Wow, I thought, he made some great points – yes, Muslim women can be empowered, modern, self-assured, not even to mention beautiful. But then he concluded with a petty argument about female beauty standards (miniskirts don’t make your legs good on stage!) and how in his eyes they apply to one – the more demure, headscarf-wearing Muslim woman – but not the other – the miniskirt-wearing lady. And though I get that he wanted to support his claim on Muslim women being all of those attributes mentioned above, he just lost it. People (I won’t just say men because women often do it too) need to stop objectifying women and stop making it about appearances. It seems not a debate about religion but about different standards of how the sexes are perceived and judged. Guys, unless I ask you if my ass looks fat in these jeans, I do not care about your opinion so keep it to yourself! Same goes for wearing miniskirts, headscarves, and bikinis/burkinis. If you wouldn’t say it about your guy friend, a male guy on stage or Mr. President, it doesn’t’ have merit to the conversation at hand, so don’t say it at all!

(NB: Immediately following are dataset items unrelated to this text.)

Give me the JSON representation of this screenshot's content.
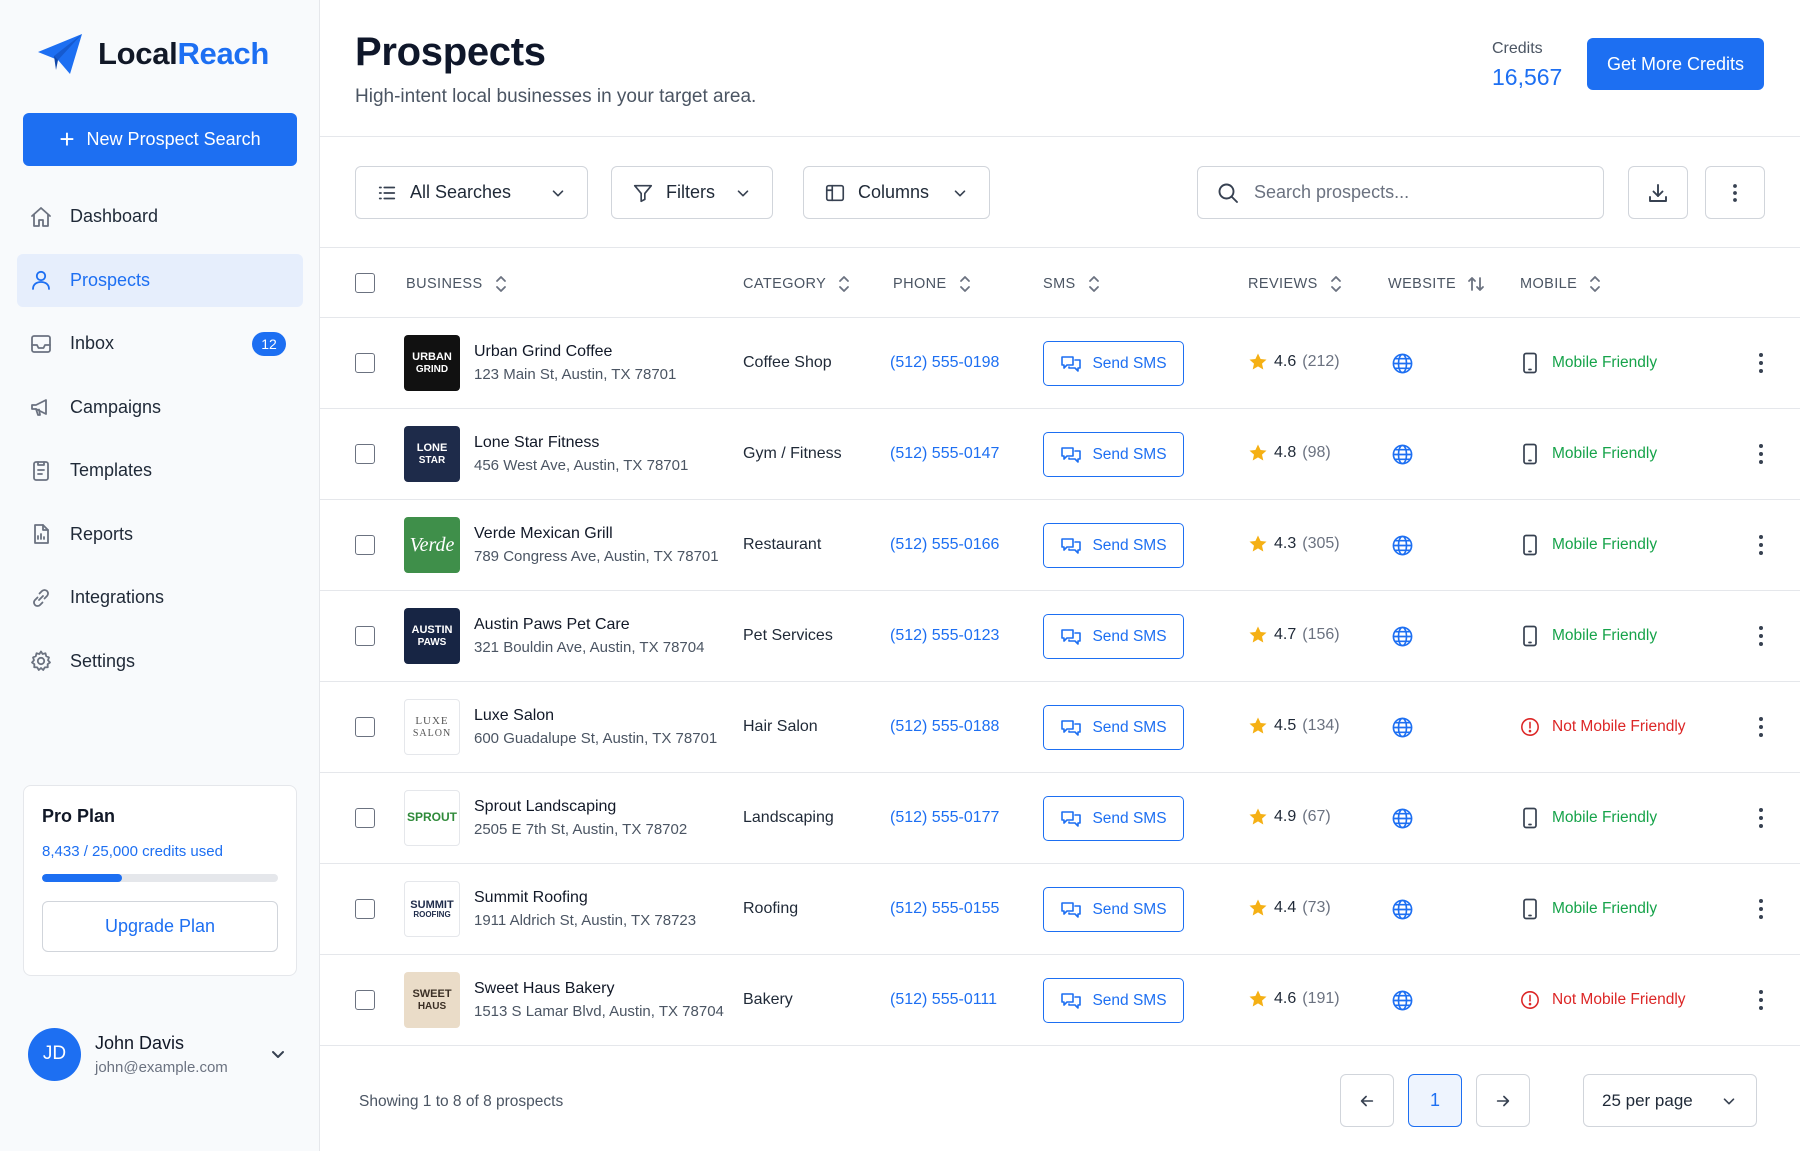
{
  "app": {
    "name_part1": "Local",
    "name_part2": "Reach",
    "brand_color": "#1d6ff2"
  },
  "sidebar": {
    "new_search_label": "New Prospect Search",
    "items": [
      {
        "label": "Dashboard",
        "icon": "home-icon",
        "active": false
      },
      {
        "label": "Prospects",
        "icon": "user-icon",
        "active": true
      },
      {
        "label": "Inbox",
        "icon": "inbox-icon",
        "active": false,
        "badge": "12"
      },
      {
        "label": "Campaigns",
        "icon": "megaphone-icon",
        "active": false
      },
      {
        "label": "Templates",
        "icon": "template-icon",
        "active": false
      },
      {
        "label": "Reports",
        "icon": "report-icon",
        "active": false
      },
      {
        "label": "Integrations",
        "icon": "link-icon",
        "active": false
      },
      {
        "label": "Settings",
        "icon": "gear-icon",
        "active": false
      }
    ],
    "plan": {
      "title": "Pro Plan",
      "usage_text": "8,433 / 25,000 credits used",
      "used_fraction": 0.337,
      "upgrade_label": "Upgrade Plan"
    },
    "user": {
      "initials": "JD",
      "name": "John Davis",
      "email": "john@example.com"
    }
  },
  "header": {
    "title": "Prospects",
    "subtitle": "High-intent local businesses in your target area.",
    "credits_label": "Credits",
    "credits_value": "16,567",
    "get_credits_label": "Get More Credits"
  },
  "toolbar": {
    "searches_label": "All Searches",
    "filters_label": "Filters",
    "columns_label": "Columns",
    "search_placeholder": "Search prospects..."
  },
  "table": {
    "columns": [
      "BUSINESS",
      "CATEGORY",
      "PHONE",
      "SMS",
      "REVIEWS",
      "WEBSITE",
      "MOBILE"
    ],
    "rows": [
      {
        "name": "Urban Grind Coffee",
        "address": "123 Main St, Austin, TX 78701",
        "category": "Coffee Shop",
        "phone": "(512) 555-0198",
        "sms": "Send SMS",
        "rating": "4.6",
        "reviews": "(212)",
        "mobile": "Mobile Friendly",
        "mobile_ok": true,
        "logo_lines": [
          "URBAN",
          "GRIND"
        ],
        "logo_bg": "#111111",
        "logo_fg": "#ffffff"
      },
      {
        "name": "Lone Star Fitness",
        "address": "456 West Ave, Austin, TX 78701",
        "category": "Gym / Fitness",
        "phone": "(512) 555-0147",
        "sms": "Send SMS",
        "rating": "4.8",
        "reviews": "(98)",
        "mobile": "Mobile Friendly",
        "mobile_ok": true,
        "logo_lines": [
          "LONE",
          "STAR"
        ],
        "logo_bg": "#1e2b4a",
        "logo_fg": "#ffffff"
      },
      {
        "name": "Verde Mexican Grill",
        "address": "789 Congress Ave, Austin, TX 78701",
        "category": "Restaurant",
        "phone": "(512) 555-0166",
        "sms": "Send SMS",
        "rating": "4.3",
        "reviews": "(305)",
        "mobile": "Mobile Friendly",
        "mobile_ok": true,
        "logo_lines": [
          "Verde"
        ],
        "logo_bg": "#3f8f4a",
        "logo_fg": "#ffffff"
      },
      {
        "name": "Austin Paws Pet Care",
        "address": "321 Bouldin Ave, Austin, TX 78704",
        "category": "Pet Services",
        "phone": "(512) 555-0123",
        "sms": "Send SMS",
        "rating": "4.7",
        "reviews": "(156)",
        "mobile": "Mobile Friendly",
        "mobile_ok": true,
        "logo_lines": [
          "AUSTIN",
          "PAWS"
        ],
        "logo_bg": "#172544",
        "logo_fg": "#ffffff"
      },
      {
        "name": "Luxe Salon",
        "address": "600 Guadalupe St, Austin, TX 78701",
        "category": "Hair Salon",
        "phone": "(512) 555-0188",
        "sms": "Send SMS",
        "rating": "4.5",
        "reviews": "(134)",
        "mobile": "Not Mobile Friendly",
        "mobile_ok": false,
        "logo_lines": [
          "LUXE",
          "SALON"
        ],
        "logo_bg": "#ffffff",
        "logo_fg": "#555555"
      },
      {
        "name": "Sprout Landscaping",
        "address": "2505 E 7th St, Austin, TX 78702",
        "category": "Landscaping",
        "phone": "(512) 555-0177",
        "sms": "Send SMS",
        "rating": "4.9",
        "reviews": "(67)",
        "mobile": "Mobile Friendly",
        "mobile_ok": true,
        "logo_lines": [
          "SPROUT"
        ],
        "logo_bg": "#ffffff",
        "logo_fg": "#2f8a3a"
      },
      {
        "name": "Summit Roofing",
        "address": "1911 Aldrich St, Austin, TX 78723",
        "category": "Roofing",
        "phone": "(512) 555-0155",
        "sms": "Send SMS",
        "rating": "4.4",
        "reviews": "(73)",
        "mobile": "Mobile Friendly",
        "mobile_ok": true,
        "logo_lines": [
          "SUMMIT",
          "ROOFING"
        ],
        "logo_bg": "#ffffff",
        "logo_fg": "#1e2b4a"
      },
      {
        "name": "Sweet Haus Bakery",
        "address": "1513 S Lamar Blvd, Austin, TX 78704",
        "category": "Bakery",
        "phone": "(512) 555-0111",
        "sms": "Send SMS",
        "rating": "4.6",
        "reviews": "(191)",
        "mobile": "Not Mobile Friendly",
        "mobile_ok": false,
        "logo_lines": [
          "SWEET",
          "HAUS"
        ],
        "logo_bg": "#eadcc8",
        "logo_fg": "#3b2f25"
      }
    ]
  },
  "footer": {
    "showing_text": "Showing 1 to 8 of 8 prospects",
    "current_page": "1",
    "per_page_label": "25 per page"
  },
  "colors": {
    "accent": "#1d6ff2",
    "success": "#16a34a",
    "danger": "#dc2626",
    "star": "#f5b014"
  }
}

During our opening night at the Trip of Wonders, we met many employees of the Indonesian tourism ministry. In front of us on stage stood three women who couldn’t have been more different: Tata who looked like a full on punk rock chick, Ferina beautiful and elegant, her hijab draped prettily around her face, and bubbly Grace who always laughed. What all three had in common were their big, welcoming smiles and the fact that they work for the ministry of tourism in Indonesia, a pretty important job if you ask me. I didn’t care what they looked like and I only cared what they wore because I really wanted Grace’s pants. After seeing them together on stage, I asked myself: When have taken a step backward again and made it okay to objectify women covered by pretended concern about their freedom? Since when is it okay again to judge a book by its cover? To look more at accessories than a smile? To judge someone instead of talking to them?